Related work from the Shi lab on Super-resolution SRS microscopy was just published in Nature Methods.


Xiaochuan Tian
Xiaochuan Tian

Xiaochuan Tian

Tian works in the field of applied and computational math. Her main area of expertise is numerical analysis, which focuses on the development and theoretical analysis of algorithms for mathematical models, with an eye toward computational efficiency and stability. This often incorporates mathematical and computational tools from linear algebra, analysis, modeling and scientific computing, among others. Her current research interests include nonlocal vector calculus, applied partial differential equations, nonlocal and fractional models, meshfree methods, and multiscale and stochastic modeling with applications in materials science. 

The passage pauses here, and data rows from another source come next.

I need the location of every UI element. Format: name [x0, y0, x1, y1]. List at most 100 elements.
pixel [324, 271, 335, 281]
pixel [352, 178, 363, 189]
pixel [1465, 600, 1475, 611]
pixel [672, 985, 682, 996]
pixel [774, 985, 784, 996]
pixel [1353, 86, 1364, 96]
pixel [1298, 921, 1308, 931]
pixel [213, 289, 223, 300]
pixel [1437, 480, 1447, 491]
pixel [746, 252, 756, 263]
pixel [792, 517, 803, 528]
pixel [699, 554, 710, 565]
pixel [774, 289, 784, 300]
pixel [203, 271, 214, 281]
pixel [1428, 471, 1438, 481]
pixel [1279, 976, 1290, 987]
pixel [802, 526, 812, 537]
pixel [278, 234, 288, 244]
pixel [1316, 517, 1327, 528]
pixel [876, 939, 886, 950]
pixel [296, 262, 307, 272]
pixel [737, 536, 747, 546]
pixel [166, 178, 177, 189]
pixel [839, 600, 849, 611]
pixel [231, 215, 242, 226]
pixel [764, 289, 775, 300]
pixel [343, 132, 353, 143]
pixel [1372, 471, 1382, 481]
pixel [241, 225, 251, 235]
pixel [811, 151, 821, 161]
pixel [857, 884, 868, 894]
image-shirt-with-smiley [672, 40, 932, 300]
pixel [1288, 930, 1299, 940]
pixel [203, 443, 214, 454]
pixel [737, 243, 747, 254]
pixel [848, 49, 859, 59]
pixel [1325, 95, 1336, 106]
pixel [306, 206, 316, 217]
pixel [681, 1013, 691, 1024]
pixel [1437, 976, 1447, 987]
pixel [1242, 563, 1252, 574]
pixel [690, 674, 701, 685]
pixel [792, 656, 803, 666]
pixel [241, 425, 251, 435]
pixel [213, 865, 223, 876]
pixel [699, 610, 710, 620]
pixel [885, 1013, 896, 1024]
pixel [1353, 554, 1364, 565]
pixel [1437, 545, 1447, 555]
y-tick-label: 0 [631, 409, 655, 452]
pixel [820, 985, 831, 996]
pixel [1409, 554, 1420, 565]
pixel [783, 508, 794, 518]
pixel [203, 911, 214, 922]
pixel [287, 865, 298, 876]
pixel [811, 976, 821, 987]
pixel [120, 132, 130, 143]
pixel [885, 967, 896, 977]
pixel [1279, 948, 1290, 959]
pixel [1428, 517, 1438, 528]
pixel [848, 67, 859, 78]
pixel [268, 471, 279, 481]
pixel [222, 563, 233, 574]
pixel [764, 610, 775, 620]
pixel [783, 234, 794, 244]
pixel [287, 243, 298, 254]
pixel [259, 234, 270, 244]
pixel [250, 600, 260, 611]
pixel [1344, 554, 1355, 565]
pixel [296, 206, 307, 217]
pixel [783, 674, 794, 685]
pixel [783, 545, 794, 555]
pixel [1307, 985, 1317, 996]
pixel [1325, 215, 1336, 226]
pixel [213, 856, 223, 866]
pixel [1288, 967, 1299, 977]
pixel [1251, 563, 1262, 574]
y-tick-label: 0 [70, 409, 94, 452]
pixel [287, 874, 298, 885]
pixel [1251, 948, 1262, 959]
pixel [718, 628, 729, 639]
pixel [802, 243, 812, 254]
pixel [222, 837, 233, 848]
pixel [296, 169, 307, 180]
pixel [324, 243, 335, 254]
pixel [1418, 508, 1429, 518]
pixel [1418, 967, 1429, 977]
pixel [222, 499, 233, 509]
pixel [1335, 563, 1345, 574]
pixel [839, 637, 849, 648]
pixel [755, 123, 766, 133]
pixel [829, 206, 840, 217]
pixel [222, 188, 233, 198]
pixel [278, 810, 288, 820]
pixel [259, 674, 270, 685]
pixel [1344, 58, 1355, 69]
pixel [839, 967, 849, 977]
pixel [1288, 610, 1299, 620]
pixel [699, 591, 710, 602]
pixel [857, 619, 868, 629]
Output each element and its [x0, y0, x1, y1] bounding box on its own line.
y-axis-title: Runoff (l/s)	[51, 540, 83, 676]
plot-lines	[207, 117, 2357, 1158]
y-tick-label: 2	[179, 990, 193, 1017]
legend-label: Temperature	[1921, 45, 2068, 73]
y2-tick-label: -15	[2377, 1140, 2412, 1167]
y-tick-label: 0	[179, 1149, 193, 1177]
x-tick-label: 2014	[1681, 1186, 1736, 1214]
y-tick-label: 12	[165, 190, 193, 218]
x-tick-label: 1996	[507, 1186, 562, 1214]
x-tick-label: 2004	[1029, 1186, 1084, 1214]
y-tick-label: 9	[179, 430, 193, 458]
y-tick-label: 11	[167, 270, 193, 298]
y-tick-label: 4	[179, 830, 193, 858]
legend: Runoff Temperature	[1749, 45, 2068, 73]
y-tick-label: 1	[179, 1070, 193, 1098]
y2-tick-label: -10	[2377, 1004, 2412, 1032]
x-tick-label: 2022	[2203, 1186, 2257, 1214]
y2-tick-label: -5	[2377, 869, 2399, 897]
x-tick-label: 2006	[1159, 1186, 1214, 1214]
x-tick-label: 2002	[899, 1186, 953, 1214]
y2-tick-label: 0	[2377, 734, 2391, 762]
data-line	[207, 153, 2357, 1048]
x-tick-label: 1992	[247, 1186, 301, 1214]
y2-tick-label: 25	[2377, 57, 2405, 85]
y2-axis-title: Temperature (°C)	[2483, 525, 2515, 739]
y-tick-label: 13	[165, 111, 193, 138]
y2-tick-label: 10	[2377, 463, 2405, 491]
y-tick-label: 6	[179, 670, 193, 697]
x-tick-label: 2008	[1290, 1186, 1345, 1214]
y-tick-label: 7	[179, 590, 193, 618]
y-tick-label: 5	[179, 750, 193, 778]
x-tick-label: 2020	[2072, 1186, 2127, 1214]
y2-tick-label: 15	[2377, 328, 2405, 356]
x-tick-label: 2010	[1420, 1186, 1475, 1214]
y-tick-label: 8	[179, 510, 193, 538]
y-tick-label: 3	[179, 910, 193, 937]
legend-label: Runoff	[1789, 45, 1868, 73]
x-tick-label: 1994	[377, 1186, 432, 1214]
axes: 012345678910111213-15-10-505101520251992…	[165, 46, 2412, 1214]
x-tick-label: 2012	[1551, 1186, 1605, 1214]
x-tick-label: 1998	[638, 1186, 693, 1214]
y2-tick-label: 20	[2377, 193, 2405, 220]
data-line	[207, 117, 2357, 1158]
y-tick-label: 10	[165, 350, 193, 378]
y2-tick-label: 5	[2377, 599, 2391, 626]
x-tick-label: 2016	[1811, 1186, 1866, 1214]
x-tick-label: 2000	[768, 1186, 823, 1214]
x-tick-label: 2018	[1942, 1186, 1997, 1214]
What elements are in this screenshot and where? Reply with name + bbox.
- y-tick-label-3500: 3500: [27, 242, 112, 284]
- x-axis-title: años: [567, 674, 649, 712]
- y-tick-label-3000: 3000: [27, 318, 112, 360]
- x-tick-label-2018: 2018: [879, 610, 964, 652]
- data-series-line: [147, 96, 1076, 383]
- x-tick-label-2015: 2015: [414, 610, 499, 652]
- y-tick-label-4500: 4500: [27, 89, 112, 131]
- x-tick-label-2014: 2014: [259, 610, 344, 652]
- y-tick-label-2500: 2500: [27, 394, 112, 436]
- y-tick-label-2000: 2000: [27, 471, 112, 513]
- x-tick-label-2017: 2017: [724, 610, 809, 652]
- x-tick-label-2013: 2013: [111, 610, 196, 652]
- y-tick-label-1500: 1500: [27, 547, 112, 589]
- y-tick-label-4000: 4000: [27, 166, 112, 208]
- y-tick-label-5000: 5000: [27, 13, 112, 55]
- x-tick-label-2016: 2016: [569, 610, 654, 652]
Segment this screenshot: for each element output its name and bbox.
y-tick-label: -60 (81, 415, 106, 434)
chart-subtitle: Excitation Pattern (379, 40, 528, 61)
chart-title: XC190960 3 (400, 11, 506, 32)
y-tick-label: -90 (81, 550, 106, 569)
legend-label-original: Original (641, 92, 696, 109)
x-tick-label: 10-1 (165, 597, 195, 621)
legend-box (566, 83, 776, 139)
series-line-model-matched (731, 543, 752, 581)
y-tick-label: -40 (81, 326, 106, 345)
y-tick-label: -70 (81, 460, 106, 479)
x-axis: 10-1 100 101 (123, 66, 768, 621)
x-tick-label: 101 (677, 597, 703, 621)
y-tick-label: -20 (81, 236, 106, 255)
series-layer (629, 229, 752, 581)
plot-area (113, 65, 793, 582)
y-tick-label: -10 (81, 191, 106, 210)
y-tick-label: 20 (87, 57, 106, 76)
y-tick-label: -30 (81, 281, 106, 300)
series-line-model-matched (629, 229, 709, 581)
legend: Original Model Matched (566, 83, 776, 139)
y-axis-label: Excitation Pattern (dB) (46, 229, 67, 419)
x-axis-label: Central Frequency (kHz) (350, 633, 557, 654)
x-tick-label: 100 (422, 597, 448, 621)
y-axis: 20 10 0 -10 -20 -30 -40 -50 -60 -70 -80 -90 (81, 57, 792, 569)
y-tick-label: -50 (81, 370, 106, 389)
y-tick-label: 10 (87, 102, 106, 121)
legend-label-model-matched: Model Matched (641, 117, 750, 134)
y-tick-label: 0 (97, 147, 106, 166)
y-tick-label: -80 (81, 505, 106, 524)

Tian’s work has been recognized with several awards, including the Association for Women in Mathematics Dissertation Prize (2018), The Society for Industrial and Applied Mathematics (SIAM) Outstanding Paper Prize (2016), the SIAM Review SIGEST Award (2019), and an NSF CAREER Award (2023). She received her Ph.D. in Applied Mathematics from Columbia University. Before joining UC San Diego, Tian was an R.H. Bing Instructor in the Department of Mathematics at the University of Texas at Austin.

“I am excited to develop fundamental mathematical frameworks and novel numerical methods for analyzing and efficiently solving mathematical models that arise from scientific fields,” she stated. “And I am very grateful to the Alfred P. Sloan Foundation for this award. This fellowship is not only a critical support for my students and myself, but also a great honor. I am profoundly honored to be selected as a 2023 Sloan Fellow alongside a cohort of past fellows whose outstanding work I have long admired.”